Aku terlahir sama sepertimu. Penuh kisah kasih akan kehidupan. Terlalu banyak cinta justru akan membuat aku semakin terluka. Janji yang sebenarnya juga pernah aku ikrarkan dulu di sini, di pesisir ini. Bahwa aku dan ia akan selalu bersama. Memang tak kusadari sejak saat itulah aku jatuh hati padanya. Sangat jatuh hati pada usia beliaku. Usia belia kita berdua.
Janji itu selalu ingin kutepati. Tapi lagilagi aku takkuasa. Tak semudah aku katakan I Love You pada mereka-mereka yang datang dan pergi. Tak semudah itu. Bahkan tak semudah ia katakan Yes I Do saat Diandra melamarnya untuk jadi mempelai yang cantik.
Aku memang bodoh. Mencintai wanita sepertinya. Terlalu tinggi aku berharap.
Matahari semakin bergulir. Kaki kecilku menyusuri pantai. Suara panggilan telepon genggamku yang sedari tadi berdering tak menghentikan langkahku. Debur ombak yang tenang senja ini membuatku nyaman. Saat ini pasti Letizia-ku sudah membaca suratku. Aku lega. Meski tak terucap dari bibirku, namun ia tahu isi hatiku selama ini.
Semua berakhir. Aku harus akhiri semua ini. Dingin air laut tak membuatku urung untuk beranjak semakin dalam, hanya diriku, tanpa membawa sedikitpun dari pinggir pantai. Hanya Aku dan cintaku untuk Letizia-ku. Sinar rembulan perlahan mulai mengganti matahari yang telah terbenam. Aku menikmati setitik itu. Hingga ke dasar… Aku lemah saat ini. Mengutuki diriku sendiri. Mengutuki cinta yang Dia anugerahkan padaku.
Debur ombak mengalahkan debar cintaku padanya.
* * *
Letizia menunggu kedatangan sahabatnya sejak dua jam yang lalu. Berkali-kali jam tangannya dengan sombong terus berputar, sepertinya lebih cepat. Diandra masih dalam perjalanan. Ini kali pertama mereka akan bertemu, sekaligus membicarakan masalah pernikahan seperti yang sudah mereka sepakati beberapa waktu yang lalu.
Telpon genggam Letizia tidak pernah berhenti beraktifitas. Dengan gelisah, Letizia mencoba terus menghubungi sahabatnya itu. Tidak mungkin berhasil…pikirnya. Dengan tergesa-gesa, Letizia membuka pintu rumahnya ketika bell berbunyi. Seorang pria berkulit putih berdiri membelakanginya.
“ Diandra?”
Pria itu membalikan badan, “ Mbak, ada titipan. Tolong tanda terimanya di sini”
Letizia menerima bungkusan yang diantar oleh jasa kurir dengan hati yang bertanya-tanya. Tidak ada nama pengirimnya. Setelah menandatangani dokumen, Letizia langsung masuk dan duduk di sofa biru kesayangannya.
Sebuah kotak. Masih dengan wajah bingung, Letizia membuka kotak yang terbungkus rapih itu.

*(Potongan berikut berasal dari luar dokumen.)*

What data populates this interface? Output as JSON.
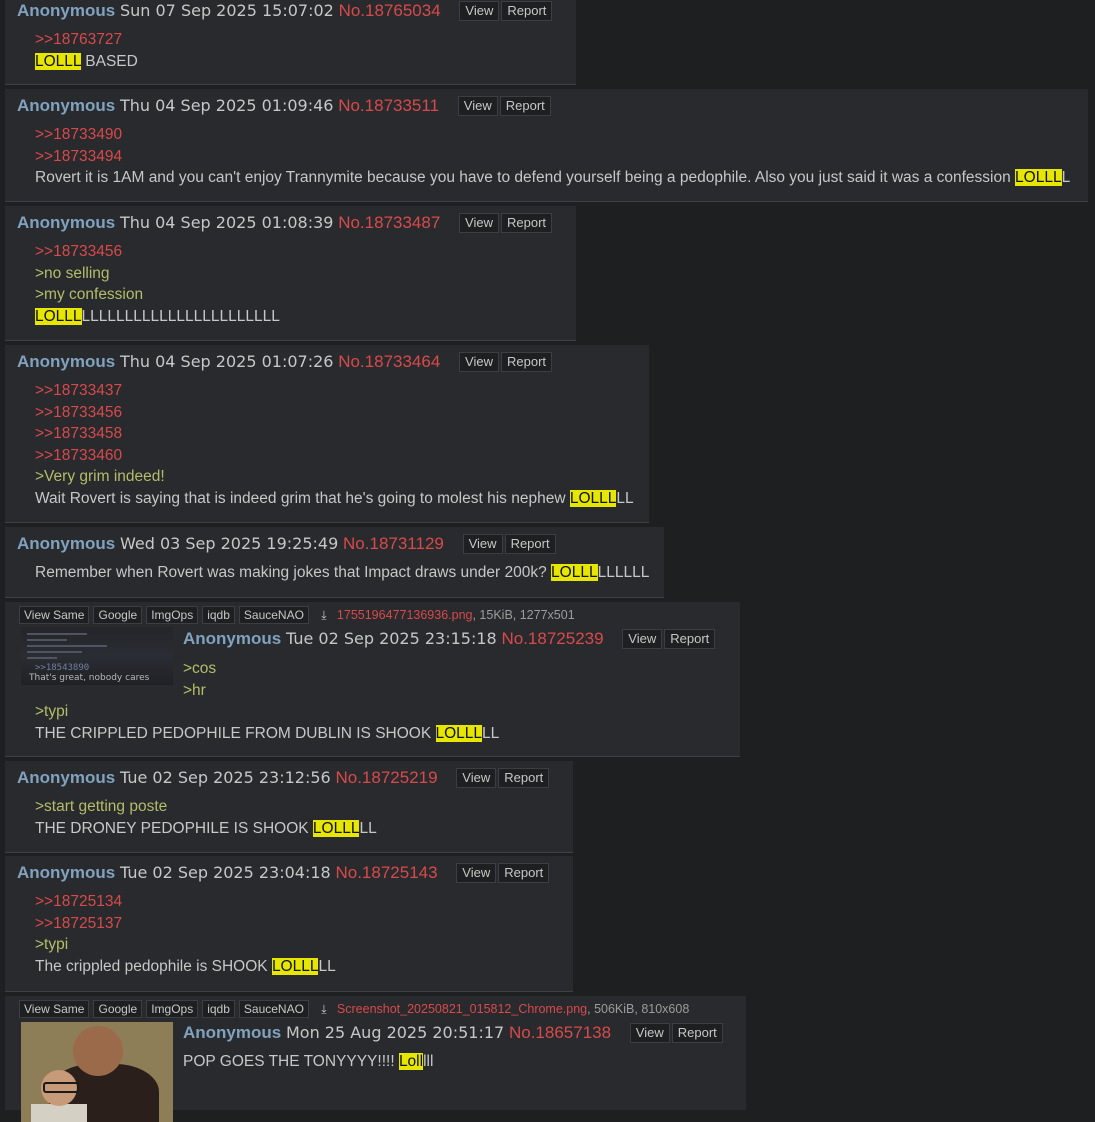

Kupu-kupu biru. Sebuah Liontin kupu-kupu dari batu Aquamarine. Letizia terpana. Ada sebuah surat di situ. Dengan perlahan diletakkan liontin itu di sisi kanannya. Tangannya meraih surat berwarna biru muda itu.
13 Oktober 2009
Dear Letizia
Kutahu sesaat lagi kau akan bahagia selamanya.
Aku takbisa menemanimu.
Aku masih harus membangunkan bulan untuk menghapus jejak hitam
Tapi aku selalu ingat janji kita, Letizia-ku
Senandung itu akan tetap kulantunkan
Aku yang mencintaimu
Sungguh aku mencintaimu seperti cinta sepasang kekasih yang bermadu
Sahabatmu
-D-
Dengan bergetar, Letizia segera meraih telpon genggamnya. Sekali lagi di sahabatnya itu di hubungi. Tetap tidak dijawab. Jemari Letizia mulai mengetikkan pesan singkat…

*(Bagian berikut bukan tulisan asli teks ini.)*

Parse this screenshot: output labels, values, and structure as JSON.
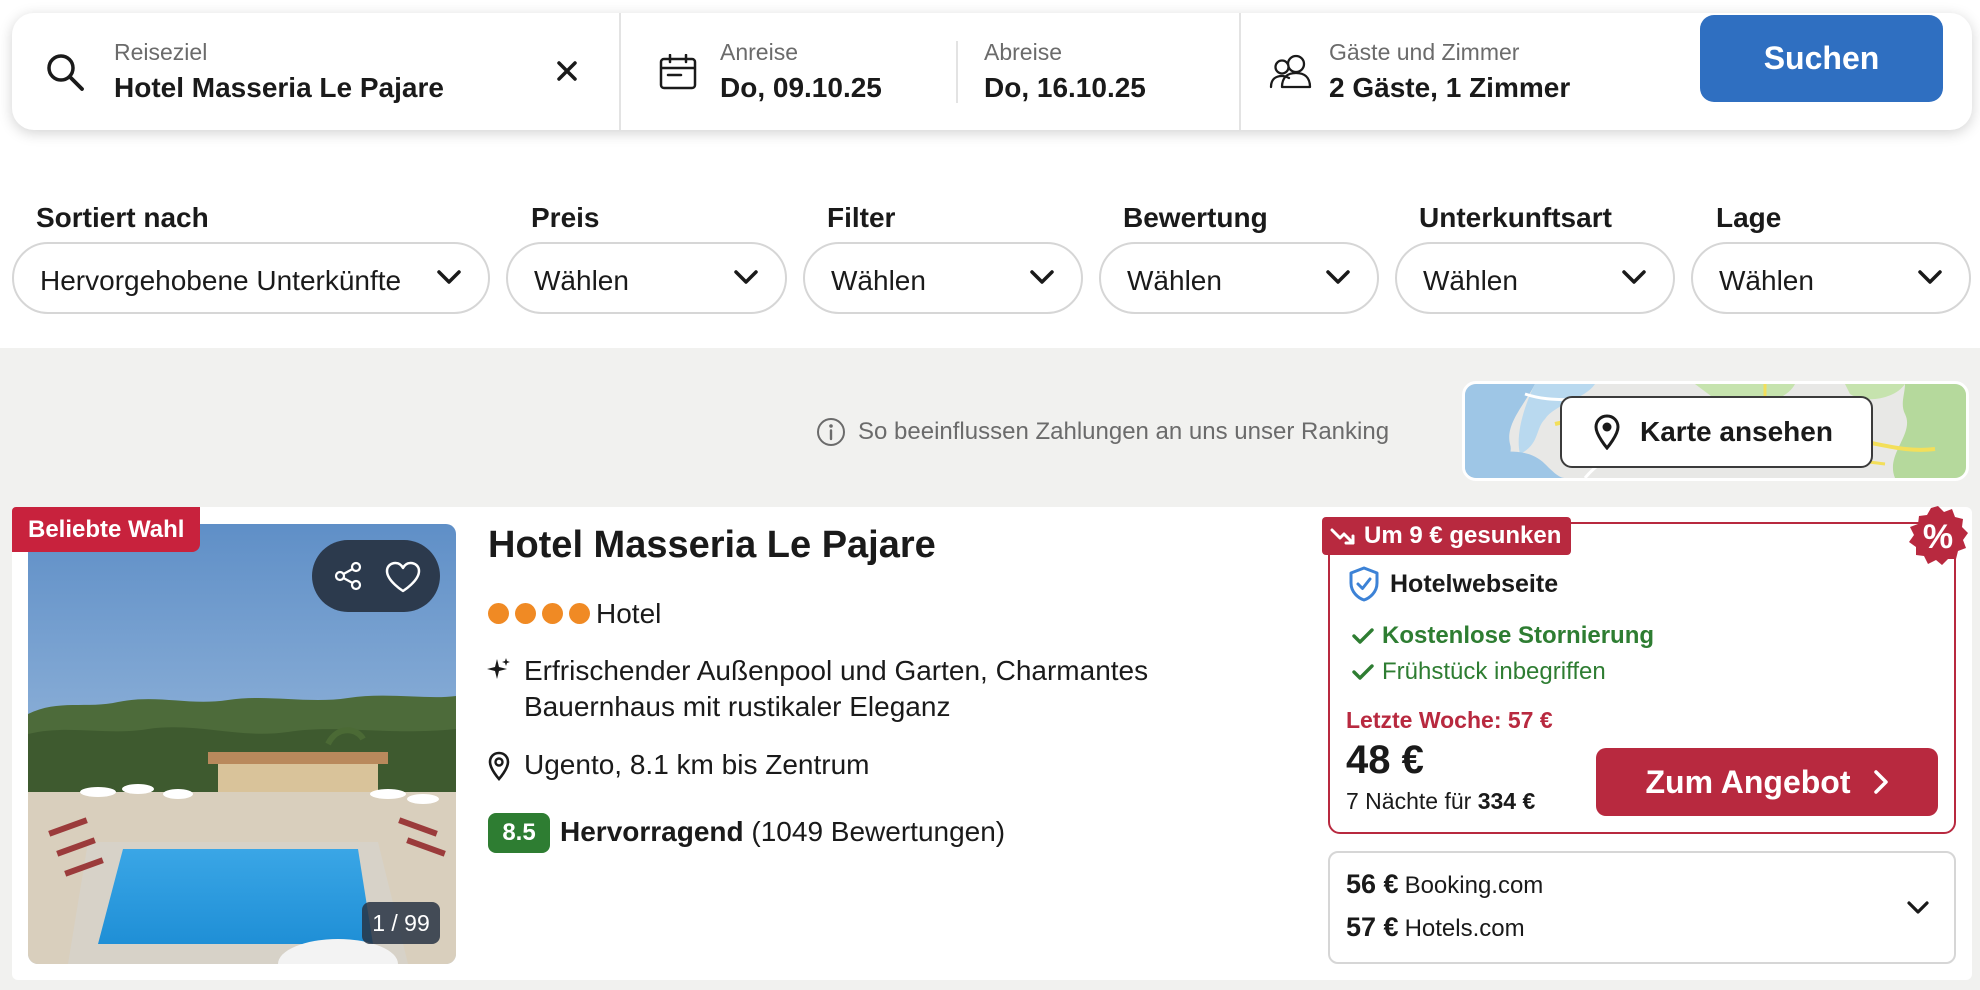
{
  "search": {
    "destination_label": "Reiseziel",
    "destination_value": "Hotel Masseria Le Pajare",
    "checkin_label": "Anreise",
    "checkin_value": "Do, 09.10.25",
    "checkout_label": "Abreise",
    "checkout_value": "Do, 16.10.25",
    "guests_label": "Gäste und Zimmer",
    "guests_value": "2 Gäste, 1 Zimmer",
    "search_button": "Suchen"
  },
  "filters": [
    {
      "label": "Sortiert nach",
      "value": "Hervorgehobene Unterkünfte"
    },
    {
      "label": "Preis",
      "value": "Wählen"
    },
    {
      "label": "Filter",
      "value": "Wählen"
    },
    {
      "label": "Bewertung",
      "value": "Wählen"
    },
    {
      "label": "Unterkunftsart",
      "value": "Wählen"
    },
    {
      "label": "Lage",
      "value": "Wählen"
    }
  ],
  "ranking_note": "So beeinflussen Zahlungen an uns unser Ranking",
  "map_button": "Karte ansehen",
  "hotel": {
    "badge": "Beliebte Wahl",
    "photo_counter": "1 / 99",
    "name": "Hotel Masseria Le Pajare",
    "stars": 4,
    "type": "Hotel",
    "highlight": "Erfrischender Außenpool und Garten, Charmantes Bauernhaus mit rustikaler Eleganz",
    "location": "Ugento, 8.1 km bis Zentrum",
    "score": "8.5",
    "rating_word": "Hervorragend",
    "rating_count": "(1049 Bewertungen)"
  },
  "offer": {
    "price_drop": "Um 9 € gesunken",
    "discount_symbol": "%",
    "provider": "Hotelwebseite",
    "feature_1": "Kostenlose Stornierung",
    "feature_2": "Frühstück inbegriffen",
    "last_week": "Letzte Woche: 57 €",
    "price": "48 €",
    "total_prefix": "7 Nächte für",
    "total_value": "334 €",
    "cta": "Zum Angebot"
  },
  "other_prices": [
    {
      "price": "56 €",
      "provider": "Booking.com"
    },
    {
      "price": "57 €",
      "provider": "Hotels.com"
    }
  ],
  "colors": {
    "primary_blue": "#2f6fc1",
    "deal_red": "#b8293f",
    "badge_red": "#c8223d",
    "star_orange": "#f08a24",
    "score_green": "#2e7d32"
  }
}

D-,qm dimn. Tlpnq tak dijwb sih. Sdh 100x q tlp. Q ud bc sratmu D. Please, stlh bc smsq tlg bls!. Tp sptna qm sibuk skl. D, qm bnr. Tak shrsna q mnjwb ya scptna sm Diandra. Q butuh qm, D-. Jjr, qpun cintai qm. Tp qt tak bs. Bnr2 mnyiksa. Q tau. Brsm qm q bs mnjd drq sndr. Hnya brsmmu. Tp D-, q & qm sm. God angry jk qt sling mncinta, D-. hnya dgn ke 13 ini, Q bs mbnuh cintaq pdmu, smula qpikir bgt. Tp ksmpatan itu sllu ada bkn… 13 bkn angka yg tpt utk mngakhri ptualangnq. Q mnuggu blsn dri qm, Deschia.
Pesan sukses terkirim
Letizia sabar menanti balasan dari sahabat tercintanya yang terbenam bersama matahari di sudut sana.